I have heard that I shouldn't gather stats in a production environment for fear of alter explain plans.  Is this true, and if so, when do I gather stats?
Becky Goodman Send private email
Thursday, July 26, 2007
 
 
You are missing out on some good SQL perforamance if you adopt this strategy. As your data grows and changes, the plans that you have now may perform poorly and you may not see the impact because of the capacity head room available.

The best things to do is to look at our Laredo Product and know ahead of time what explain plans of SQL statements are going to change and decide whether it is a good thing or not.
Mahesh Vallampati Send private email
Thursday, July 26, 2007
 
 
My impulse after reading the original question was, "Why else would you gather stats unless you wanted to change some plans? ...That's what gathering stats is FOR!"

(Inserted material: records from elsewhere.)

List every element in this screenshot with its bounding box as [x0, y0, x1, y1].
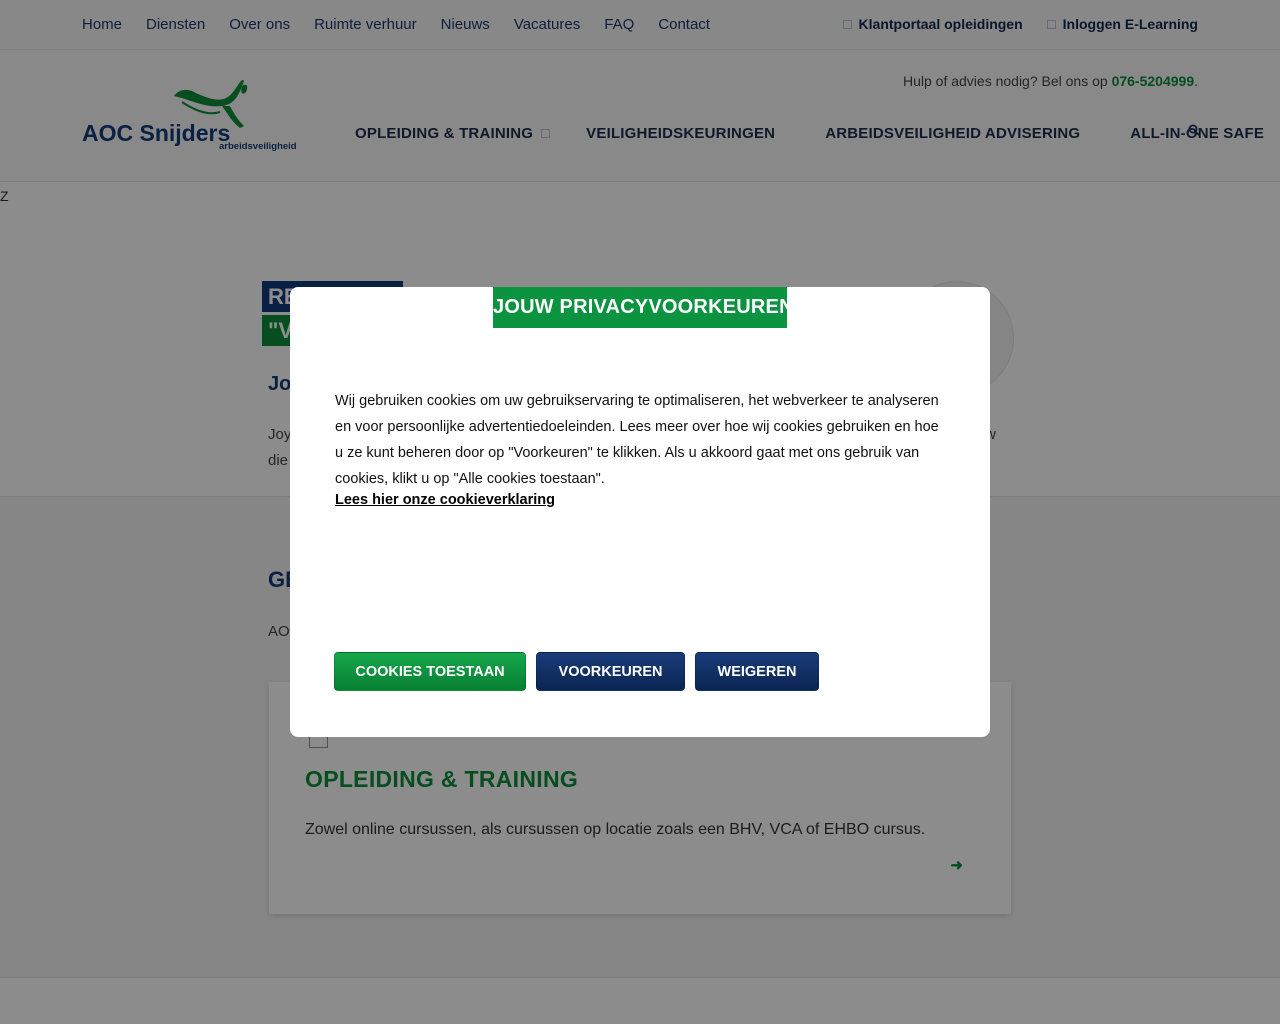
modal-title: JOUW PRIVACYVOORKEUREN — [493, 287, 794, 328]
cookie-statement-link[interactable]: Lees hier onze cookieverklaring — [335, 492, 555, 508]
modal-body-text: Wij gebruiken cookies om uw gebruikserva… — [335, 393, 939, 487]
accept-cookies-button[interactable]: COOKIES TOESTAAN — [334, 652, 526, 691]
preferences-button[interactable]: VOORKEUREN — [536, 652, 685, 691]
cookie-consent-modal: JOUW PRIVACYVOORKEUREN Wij gebruiken coo… — [290, 287, 990, 737]
reject-cookies-button[interactable]: WEIGEREN — [695, 652, 819, 691]
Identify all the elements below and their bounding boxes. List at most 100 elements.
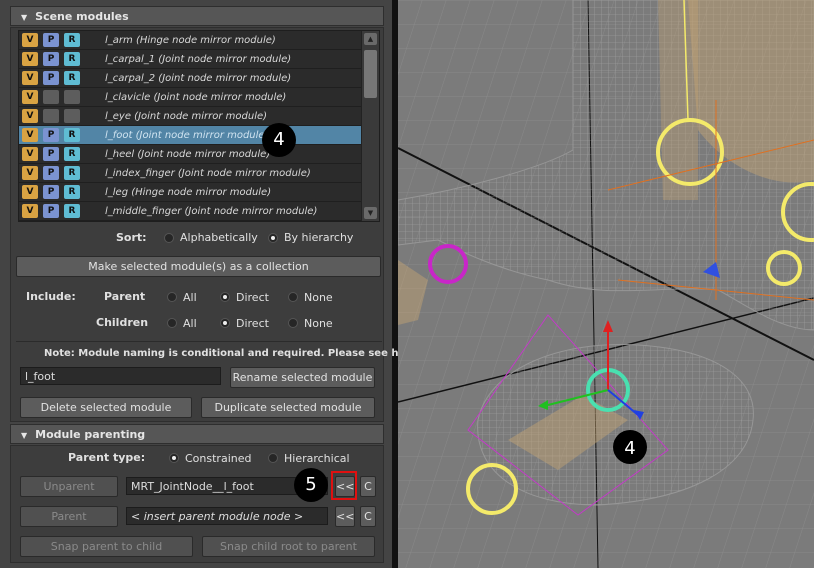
list-item-label: l_foot (Joint node mirror module) <box>105 130 269 141</box>
visibility-toggle-button[interactable]: V <box>22 52 38 66</box>
reference-toggle-button[interactable]: R <box>64 147 80 161</box>
proxy-toggle-button[interactable]: P <box>43 52 59 66</box>
sort-hierarchy-label: By hierarchy <box>284 231 354 244</box>
clear-parent-button-2[interactable]: C <box>360 506 376 527</box>
hierarchical-radio[interactable] <box>268 453 278 463</box>
reference-toggle-button[interactable]: R <box>64 71 80 85</box>
constrained-radio[interactable] <box>169 453 179 463</box>
visibility-toggle-button[interactable]: V <box>22 166 38 180</box>
proxy-toggle-button[interactable]: P <box>43 185 59 199</box>
visibility-toggle-button[interactable]: V <box>22 109 38 123</box>
list-item-label: l_eye (Joint node mirror module) <box>105 111 268 122</box>
visibility-toggle-button[interactable]: V <box>22 204 38 218</box>
parent-none-label: None <box>304 291 333 304</box>
parent-button[interactable]: Parent <box>20 506 118 527</box>
list-item[interactable]: Vl_clavicle (Joint node mirror module) <box>19 88 362 107</box>
reference-toggle-button[interactable]: R <box>64 33 80 47</box>
snap-child-button[interactable]: Snap child root to parent <box>202 536 375 557</box>
list-scrollbar[interactable]: ▲ ▼ <box>361 31 379 221</box>
parent-none-radio[interactable] <box>288 292 298 302</box>
scroll-up-icon[interactable]: ▲ <box>364 33 377 45</box>
reference-toggle-button[interactable] <box>64 109 80 123</box>
list-item[interactable]: V P Rl_heel (Joint node mirror module) <box>19 145 362 164</box>
children-direct-label: Direct <box>236 317 269 330</box>
sort-alpha-label: Alphabetically <box>180 231 258 244</box>
reference-toggle-button[interactable]: R <box>64 52 80 66</box>
list-item-label: l_arm (Hinge node mirror module) <box>105 35 276 46</box>
proxy-toggle-button[interactable]: P <box>43 204 59 218</box>
list-item[interactable]: V P Rl_carpal_2 (Joint node mirror module) <box>19 69 362 88</box>
module-parenting-header[interactable]: ▼ Module parenting <box>10 424 384 444</box>
callout-viewport: 4 <box>624 438 635 459</box>
list-item[interactable]: V P Rl_index_finger (Joint node mirror mod… <box>19 164 362 183</box>
reference-toggle-button[interactable]: R <box>64 166 80 180</box>
constrained-label: Constrained <box>185 452 252 465</box>
collapse-triangle-icon: ▼ <box>21 13 28 22</box>
callout-arrow: 5 <box>294 468 328 502</box>
hierarchical-label: Hierarchical <box>284 452 350 465</box>
list-item[interactable]: V P Rl_middle_finger (Joint node mirror mo… <box>19 202 362 221</box>
proxy-toggle-button[interactable]: P <box>43 33 59 47</box>
proxy-toggle-button[interactable]: P <box>43 71 59 85</box>
visibility-toggle-button[interactable]: V <box>22 33 38 47</box>
scene-modules-header[interactable]: ▼ Scene modules <box>10 6 384 26</box>
sort-label: Sort: <box>116 231 147 244</box>
sort-alpha-radio[interactable] <box>164 233 174 243</box>
unparent-button[interactable]: Unparent <box>20 476 118 497</box>
list-item-label: l_index_finger (Joint node mirror module… <box>105 168 311 179</box>
children-none-radio[interactable] <box>288 318 298 328</box>
visibility-toggle-button[interactable]: V <box>22 147 38 161</box>
proxy-toggle-button[interactable]: P <box>43 166 59 180</box>
list-item-label: l_middle_finger (Joint node mirror modul… <box>105 206 318 217</box>
children-all-radio[interactable] <box>167 318 177 328</box>
proxy-toggle-button[interactable] <box>43 90 59 104</box>
collapse-triangle-icon: ▼ <box>21 431 28 440</box>
make-collection-button[interactable]: Make selected module(s) as a collection <box>16 256 381 277</box>
divider <box>16 341 382 342</box>
visibility-toggle-button[interactable]: V <box>22 90 38 104</box>
list-item[interactable]: V P Rl_foot (Joint node mirror module) <box>19 126 362 145</box>
reference-toggle-button[interactable] <box>64 90 80 104</box>
visibility-toggle-button[interactable]: V <box>22 185 38 199</box>
module-list: V P Rl_arm (Hinge node mirror module) V P Rl_… <box>18 30 380 222</box>
scroll-down-icon[interactable]: ▼ <box>364 207 377 219</box>
children-all-label: All <box>183 317 197 330</box>
children-direct-radio[interactable] <box>220 318 230 328</box>
include-label: Include: <box>26 290 76 303</box>
reference-toggle-button[interactable]: R <box>64 204 80 218</box>
list-item-label: l_leg (Hinge node mirror module) <box>105 187 272 198</box>
module-parenting-title: Module parenting <box>35 428 146 441</box>
highlight-box <box>331 471 357 500</box>
list-item[interactable]: V P Rl_carpal_1 (Joint node mirror module) <box>19 50 362 69</box>
proxy-toggle-button[interactable] <box>43 109 59 123</box>
rename-module-button[interactable]: Rename selected module <box>230 367 375 388</box>
parent-all-label: All <box>183 291 197 304</box>
viewport-3d[interactable]: 4 <box>398 0 814 568</box>
visibility-toggle-button[interactable]: V <box>22 71 38 85</box>
list-item[interactable]: Vl_eye (Joint node mirror module) <box>19 107 362 126</box>
children-include-label: Children <box>96 316 149 329</box>
viewport-canvas: 4 <box>398 0 814 568</box>
parent-direct-label: Direct <box>236 291 269 304</box>
duplicate-module-button[interactable]: Duplicate selected module <box>201 397 375 418</box>
insert-parent-arrow-button-2[interactable]: << <box>335 506 355 527</box>
parent-module-input[interactable]: < insert parent module node > <box>126 507 328 525</box>
snap-parent-button[interactable]: Snap parent to child <box>20 536 193 557</box>
reference-toggle-button[interactable]: R <box>64 128 80 142</box>
reference-toggle-button[interactable]: R <box>64 185 80 199</box>
list-item[interactable]: V P Rl_leg (Hinge node mirror module) <box>19 183 362 202</box>
proxy-toggle-button[interactable]: P <box>43 128 59 142</box>
delete-module-button[interactable]: Delete selected module <box>20 397 192 418</box>
proxy-toggle-button[interactable]: P <box>43 147 59 161</box>
parent-direct-radio[interactable] <box>220 292 230 302</box>
callout-list: 4 <box>262 123 296 157</box>
clear-parent-button[interactable]: C <box>360 476 376 497</box>
list-item-label: l_carpal_2 (Joint node mirror module) <box>105 73 292 84</box>
list-item-label: l_carpal_1 (Joint node mirror module) <box>105 54 292 65</box>
visibility-toggle-button[interactable]: V <box>22 128 38 142</box>
scroll-thumb[interactable] <box>364 50 377 98</box>
list-item[interactable]: V P Rl_arm (Hinge node mirror module) <box>19 31 362 50</box>
module-name-input[interactable]: l_foot <box>20 367 221 385</box>
sort-hierarchy-radio[interactable] <box>268 233 278 243</box>
parent-all-radio[interactable] <box>167 292 177 302</box>
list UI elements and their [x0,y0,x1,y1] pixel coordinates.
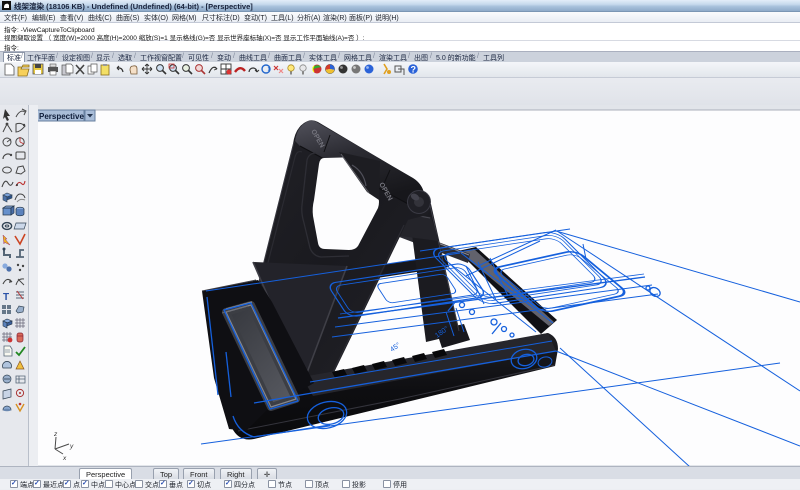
svg-text:T: T [3,292,9,303]
svg-text:?: ? [411,65,417,75]
svg-text:Perspective: Perspective [39,112,84,121]
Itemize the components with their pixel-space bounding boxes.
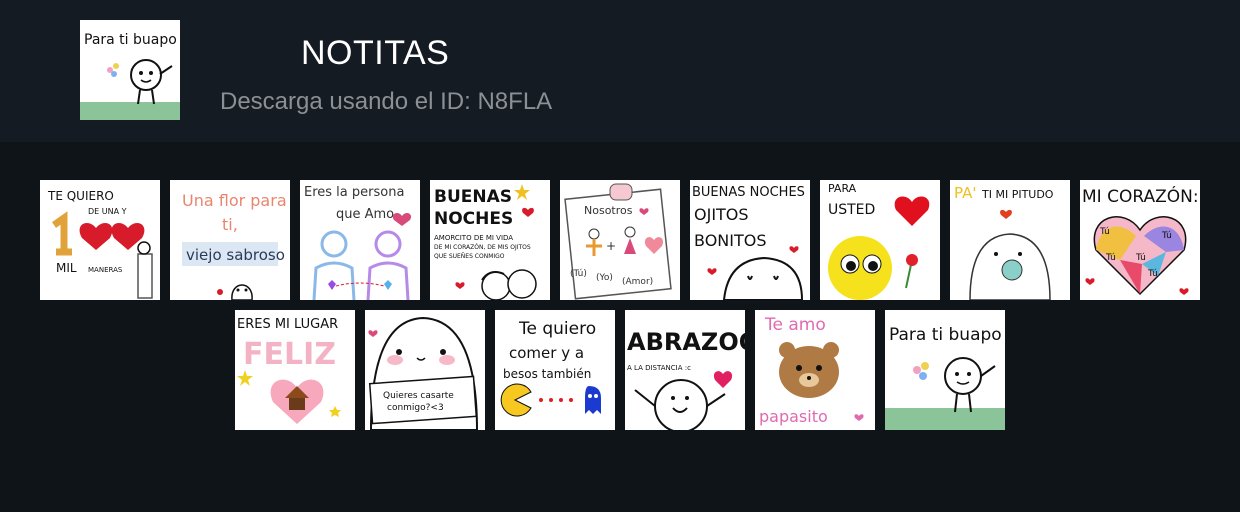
svg-text:TI MI PITUDO: TI MI PITUDO bbox=[981, 188, 1054, 201]
svg-text:Te amo: Te amo bbox=[764, 315, 826, 335]
sticker-una-flor-para-ti[interactable]: Una flor para ti, viejo sabroso bbox=[170, 180, 290, 300]
sticker-eres-la-persona[interactable]: Eres la persona que Amo bbox=[300, 180, 420, 300]
sticker-te-quiero-100-mil[interactable]: TE QUIERO DE UNA Y MIL MANERAS bbox=[40, 180, 160, 300]
svg-text:MI CORAZÓN:: MI CORAZÓN: bbox=[1082, 185, 1199, 207]
thumb-text: Para ti buapo bbox=[84, 32, 177, 48]
pack-header: Para ti buapo NOTITAS Descarga usando el… bbox=[0, 0, 1240, 142]
svg-text:BUENAS NOCHES: BUENAS NOCHES bbox=[692, 185, 805, 200]
svg-text:Eres la persona: Eres la persona bbox=[304, 185, 404, 200]
svg-text:TE QUIERO: TE QUIERO bbox=[47, 189, 114, 203]
svg-text:A LA DISTANCIA :c: A LA DISTANCIA :c bbox=[627, 364, 691, 372]
svg-text:(Yo): (Yo) bbox=[596, 273, 613, 283]
svg-text:NOCHES: NOCHES bbox=[434, 209, 513, 229]
svg-text:ERES MI LUGAR: ERES MI LUGAR bbox=[237, 317, 338, 332]
svg-text:PA': PA' bbox=[954, 184, 976, 202]
svg-text:BUENAS: BUENAS bbox=[434, 187, 512, 207]
svg-text:conmigo?<3: conmigo?<3 bbox=[387, 403, 444, 413]
download-id-label: Descarga usando el ID: N8FLA bbox=[220, 88, 553, 115]
svg-text:que Amo: que Amo bbox=[336, 207, 394, 222]
svg-text:viejo sabroso: viejo sabroso bbox=[186, 246, 285, 264]
svg-text:ABRAZOO: ABRAZOO bbox=[627, 328, 745, 356]
svg-text:comer y a: comer y a bbox=[509, 344, 584, 362]
svg-text:ti,: ti, bbox=[222, 215, 238, 234]
sticker-pa-ti-mi-pitudo[interactable]: PA' TI MI PITUDO bbox=[950, 180, 1070, 300]
svg-text:Nosotros: Nosotros bbox=[584, 204, 633, 217]
svg-text:QUE SUEÑES CONMIGO: QUE SUEÑES CONMIGO bbox=[434, 253, 505, 260]
sticker-nosotros[interactable]: Nosotros + (Tú) (Yo) (Amor) bbox=[560, 180, 680, 300]
svg-text:BONITOS: BONITOS bbox=[694, 231, 767, 250]
svg-text:DE UNA Y: DE UNA Y bbox=[88, 207, 127, 216]
svg-text:besos también: besos también bbox=[503, 367, 591, 381]
sticker-buenas-noches[interactable]: BUENAS NOCHES AMORCITO DE MI VIDA DE MI … bbox=[430, 180, 550, 300]
svg-text:Para ti buapo: Para ti buapo bbox=[889, 325, 1002, 345]
svg-text:Te quiero: Te quiero bbox=[518, 319, 596, 339]
sticker-para-ti-buapo[interactable]: Para ti buapo bbox=[885, 310, 1005, 430]
svg-text:DE MI CORAZÓN, DE MIS OJITOS: DE MI CORAZÓN, DE MIS OJITOS bbox=[434, 244, 531, 251]
sticker-buenas-noches-ojitos[interactable]: BUENAS NOCHES OJITOS BONITOS bbox=[690, 180, 810, 300]
svg-text:MIL: MIL bbox=[56, 261, 77, 275]
sticker-te-amo-papasito[interactable]: Te amo papasito bbox=[755, 310, 875, 430]
sticker-quieres-casarte[interactable]: Quieres casarte conmigo?<3 bbox=[365, 310, 485, 430]
svg-text:AMORCITO DE MI VIDA: AMORCITO DE MI VIDA bbox=[434, 234, 513, 242]
svg-text:(Amor): (Amor) bbox=[622, 277, 653, 287]
pack-thumbnail: Para ti buapo bbox=[80, 20, 180, 120]
sticker-te-quiero-comer[interactable]: Te quiero comer y a besos también bbox=[495, 310, 615, 430]
svg-text:OJITOS: OJITOS bbox=[694, 205, 749, 224]
pack-title: NOTITAS bbox=[301, 34, 450, 72]
svg-text:Tú: Tú bbox=[1099, 227, 1110, 237]
svg-text:Tú: Tú bbox=[1161, 231, 1172, 241]
svg-text:FELIZ: FELIZ bbox=[243, 337, 336, 372]
svg-text:papasito: papasito bbox=[759, 407, 828, 426]
sticker-abrazoo[interactable]: ABRAZOO A LA DISTANCIA :c bbox=[625, 310, 745, 430]
svg-text:Quieres casarte: Quieres casarte bbox=[383, 391, 454, 401]
svg-text:Tú: Tú bbox=[1147, 269, 1158, 279]
svg-text:+: + bbox=[606, 239, 616, 253]
sticker-eres-mi-lugar-feliz[interactable]: ERES MI LUGAR FELIZ bbox=[235, 310, 355, 430]
svg-text:Una flor para: Una flor para bbox=[182, 191, 287, 210]
svg-text:USTED: USTED bbox=[828, 202, 875, 218]
svg-text:PARA: PARA bbox=[828, 182, 857, 195]
svg-text:Tú: Tú bbox=[1135, 253, 1146, 263]
svg-text:Tú: Tú bbox=[1105, 253, 1116, 263]
sticker-mi-corazon[interactable]: MI CORAZÓN: Tú Tú Tú Tú Tú bbox=[1080, 180, 1200, 300]
sticker-para-usted[interactable]: PARA USTED bbox=[820, 180, 940, 300]
svg-text:MANERAS: MANERAS bbox=[88, 266, 123, 274]
svg-text:(Tú): (Tú) bbox=[570, 269, 587, 279]
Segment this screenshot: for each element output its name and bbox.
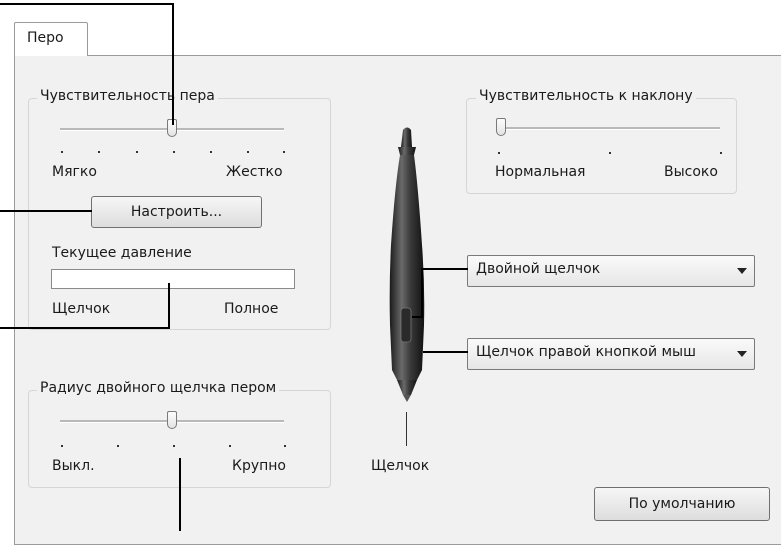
tick <box>98 151 100 153</box>
tick <box>173 445 175 447</box>
tick <box>229 445 231 447</box>
tick <box>283 151 285 153</box>
tick <box>61 151 63 153</box>
callout-line <box>0 3 174 5</box>
tick <box>247 151 249 153</box>
tab-pen-label: Перо <box>27 30 64 46</box>
lower-pen-button-select[interactable]: Щелчок правой кнопкой мыш <box>467 338 755 370</box>
chevron-down-icon <box>737 351 747 357</box>
pen-sensitivity-title: Чувствительность пера <box>37 88 218 104</box>
pen-sensitivity-min-label: Мягко <box>52 164 97 180</box>
tick <box>609 152 611 154</box>
callout-line <box>0 210 92 212</box>
tilt-sensitivity-slider-thumb[interactable] <box>496 118 506 136</box>
chevron-down-icon <box>737 268 747 274</box>
customize-button[interactable]: Настроить... <box>91 196 262 228</box>
pen-tip-label: Щелчок <box>371 458 430 474</box>
tilt-sensitivity-title: Чувствительность к наклону <box>476 88 696 104</box>
tick <box>136 151 138 153</box>
double-click-radius-title: Радиус двойного щелчка пером <box>37 380 280 396</box>
tick <box>720 152 722 154</box>
tilt-sensitivity-track <box>496 127 720 130</box>
tip-connector-line <box>406 412 407 446</box>
lower-pen-button-value: Щелчок правой кнопкой мыш <box>476 344 696 360</box>
double-click-radius-min-label: Выкл. <box>52 458 95 474</box>
pressure-click-label: Щелчок <box>52 301 111 317</box>
upper-pen-button-select[interactable]: Двойной щелчок <box>467 255 755 287</box>
double-click-radius-slider-thumb[interactable] <box>167 411 177 429</box>
tick <box>284 445 286 447</box>
pen-sensitivity-max-label: Жестко <box>226 164 283 180</box>
callout-line <box>179 458 181 531</box>
tilt-sensitivity-min-label: Нормальная <box>495 164 586 180</box>
callout-line <box>172 3 174 125</box>
tick <box>498 152 500 154</box>
tick <box>210 151 212 153</box>
double-click-radius-max-label: Крупно <box>232 458 286 474</box>
callout-line <box>168 283 170 329</box>
callout-line <box>421 268 423 318</box>
tick <box>61 445 63 447</box>
tick <box>117 445 119 447</box>
current-pressure-label: Текущее давление <box>52 245 192 261</box>
upper-pen-button-value: Двойной щелчок <box>476 261 601 277</box>
tick <box>173 151 175 153</box>
callout-line <box>0 327 170 329</box>
callout-line <box>421 268 468 270</box>
callout-line <box>423 351 468 353</box>
tilt-sensitivity-max-label: Высоко <box>664 164 718 180</box>
pen-icon <box>389 127 425 402</box>
tab-pen[interactable]: Перо <box>14 22 88 56</box>
pressure-full-label: Полное <box>224 301 279 317</box>
current-pressure-bar <box>51 269 295 289</box>
default-button[interactable]: По умолчанию <box>594 487 770 521</box>
callout-line <box>412 316 423 318</box>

As I talk to people, I feel like the dominant attitude toward the Oracle query optimizer is resentment that it doesn't just pick a plan and leave it along. That's of course what RBO did--it considered only your SQL and your schema STRUCTURE and decided upon a plan. If you didn't change your SQL or your schema structure (or your optimizer!), you could rest assured that your plans wouldn't change.

But that's not a very smart strategy when you consider that the plan you SHOULD be using DOES change sometimes when the character of your data changes. And that's what the CBO takes into account. CBO can hop from one plan one day to another plan the next day if the character of your data (as expressed through the values you've stored in the statistics about that data) changes.

So it's funny: people need for their plans to change when a plan change would give better performance; but a lot of people want for their plans never to change. Contradictory requirements, when you think about it that way.

The trick is to understand more about how your CBO works, so that you can exploit the good plan changes while avoiding the bad ones.
Cary Millsap Send private email
Friday, July 27, 2007
 
 
I believe the reason why people refuse to gather new statistics on a regular basis is the fact that the CBO sometimes produces very inefficient plans with the new statistics.
The situation is: you gather new statistics and you *hope* that this will produce better plans, but there is always a risk that some sql's will perform much worse than before. The problem is: you don't know which sql's this will be, and you don't know when they will be executed for the first time.
The situation gets worse if you have automatic gathering enabled: then Oracle will from time to time gather new statistics during the maintenance period at night. In some cases you will get support calls at 3 am because of the new stats.
So far I have not seen a satisfying solution for this dilemma. That's why we gather new statistics in critical production systems only after having identified a performance problem. We are then prepared to revert to the old statistics in cas of problems. That means: we prefer to run on less than optimal, but acceptable, performance instead of having the best performance but taking the risk of a dramatic performance problem.